9 mars 2026
Verglas sur la route
Laurent Mignaux - TERRA
En France, sur le territoire métropolitain, un des effets du changement climatique est la multiplication des épisodes de précipitations verglaçantes. Le Cerema fait le point sur la stratégie de viabilité hivernale à déployer en amont et juste avant ces précipitations. Cette présentation sera effectuée au congrès mondial de la viabilité hivernale et a obtenu la médaille d'or.

L'élévation de la température des océans et de la Méditerranée induit la présence de masses d’air humide et relativement chaud, qui, lorsqu’elles rencontrent des masses d’air froid en provenance du nord peuvent donner lieu, à l’interface, à des précipitations sous forme de pluie en surfusion. Ce phénomène se produit lors de l’arrivée d’une perturbation océanique marquant le redoux alors qu’une pellicule froide persiste dans les basses couches à proximité du sol (Figure 1). Il est assez bien prévu par les météorologues.

 

Un phénomène à anticiper 

Figure 1/ Schéma représentatif d'une pluie en surfusion ; source Cerema

Les gouttes d’eau provenant de la neige qui a fondu en parcourant l’air doux en altitude, puis se refroidissent en traversant l’air froid resté proche du sol. Ces gouttes d’eau sont alors à l’état de surfusion, c’est-à-dire liquide mais à une température négative. Dans un état très instable, ces gouttes se transforment instantanément en glace au moindre choc. La glace apparait alors immédiatement sur tout élément situé sous la précipitation : voiture, arbre, caténaire etc. (Figure 2).

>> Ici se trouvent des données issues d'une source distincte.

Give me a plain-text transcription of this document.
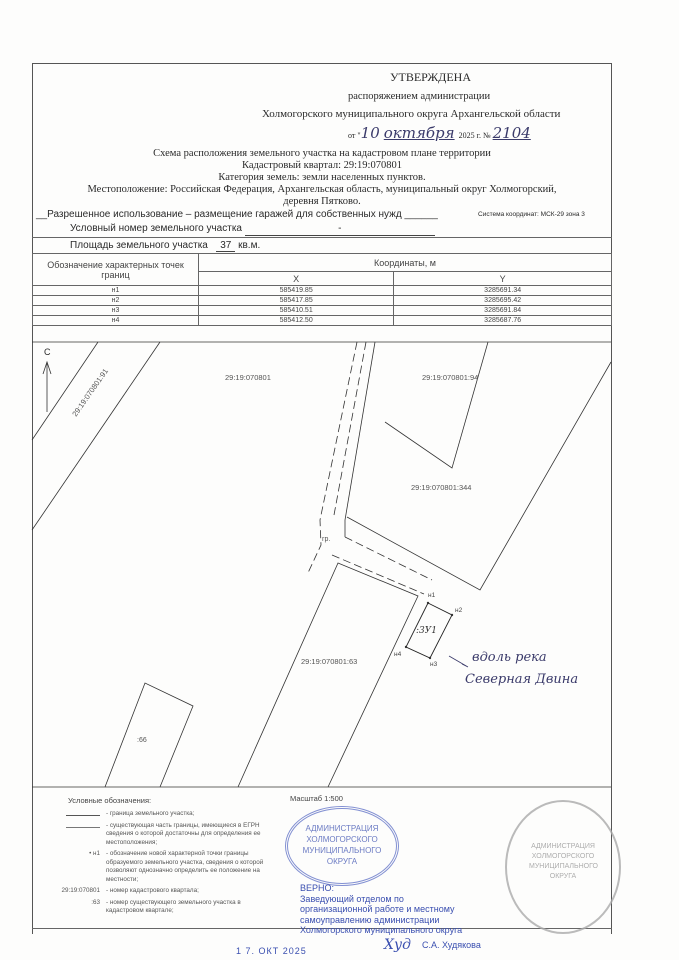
УТВЕРЖДЕНА
распоряжением администрации
Холмогорского муниципального округа Архангельской области
от "10 октября 2025 г. № 2104
Схема расположения земельного участка на кадастровом плане территории
Кадастровый квартал: 29:19:070801
Категория земель: земли населенных пунктов.
Местоположение: Российская Федерация, Архангельская область, муниципальный округ Холмогорский,
деревня Пятково.
__Разрешенное использование – размещение гаражей для собственных нужд ______	Система координат: МСК-29 зона 3
Условный номер земельного участка	-
Площадь земельного участка 37 кв.м.
Обозначение характерных точек границ	Координаты, м	
	X	Y
н1	585419.85	3285691.34
н2	585417.85	3285695.42
н3	585410.51	3285691.84
н4	585412.50	3285687.76
С
29:19:070801:91	29:19:070801	29:19:070801:94
29:19:070801:344
гр.
29:19:070801:63
:66
:3У1
н1
н2
н3
н4	вдоль река
Северная Двина
Условные обозначения:	Масштаб 1:500
- граница земельного участка;
- существующая часть границы, имеющиеся в ЕГРН сведения о которой достаточны для определения ее местоположения;
• н1 - обозначение новой характерной точки границы образуемого земельного участка, сведения о которой позволяют однозначно определить ее положение на местности;
29:19:070801 - номер кадастрового квартала;
:63 - номер существующего земельного участка в кадастровом квартале;
АДМИНИСТРАЦИЯ ХОЛМОГОРСКОГО МУНИЦИПАЛЬНОГО ОКРУГА
АДМИНИСТРАЦИЯ ХОЛМОГОРСКОГО МУНИЦИПАЛЬНОГО ОКРУГА
ВЕРНО:
Заведующий отделом по
организационной работе и местному
самоуправлению администрации
Холмогорского муниципального округа
Худ С.А. Худякова
1 7. ОКТ 2025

Un verglas apparait instantanément sur la surface d’une chaussée, qu’elle soit à température négative ou positive.

Les conséquences en pertes d’adhérence sont immédiates et fortes : la circulation devient rapidement très délicate, les sorties de route des véhicules ou les collisions deviennent fréquentes, les accidents peuvent avoir de graves conséquences avec des blessés et des tués. Les poids lourds se trouvent facilement en difficulté (immobilisation, impossibilité de gravir une pente, accident, ...) provoquant des paralysies de trafic qui, non seulement bloquent les usagers, mais empêchent aussi les engins de service hivernal d’intervenir. 

 

Pour ne pas être pris au dépourvu, l’anticipation est le maitre mot. Les gestionnaires routiers doivent avoir établi une procédure visant à gérer au mieux ce type d’épisode en évitant la crise, qui doit elle aussi être anticipée.

Les stratégies et les moyens doivent être prêts dès la connaissance du risque :

  • des prévisions météorologiques fiables et bien interprétées ;
  • une organisation clairement définie en amont (chaîne de décision, circuits et procédures d’intervention) ;
  • des stratégies de traitement adaptées associant des traitements précuratifs et curatifs et basées sur l’utilisation de sel pré-humidifié (bouillie) à des dosages adaptés ;
  • l’activation de mesures de gestion de trafic (stockage préventif des poids-lourds, communication…) ;
  • une coordination de tous les acteurs de la gestion de crise (services gestionnaires des routes, forces de l’ordre, secours, préfectures).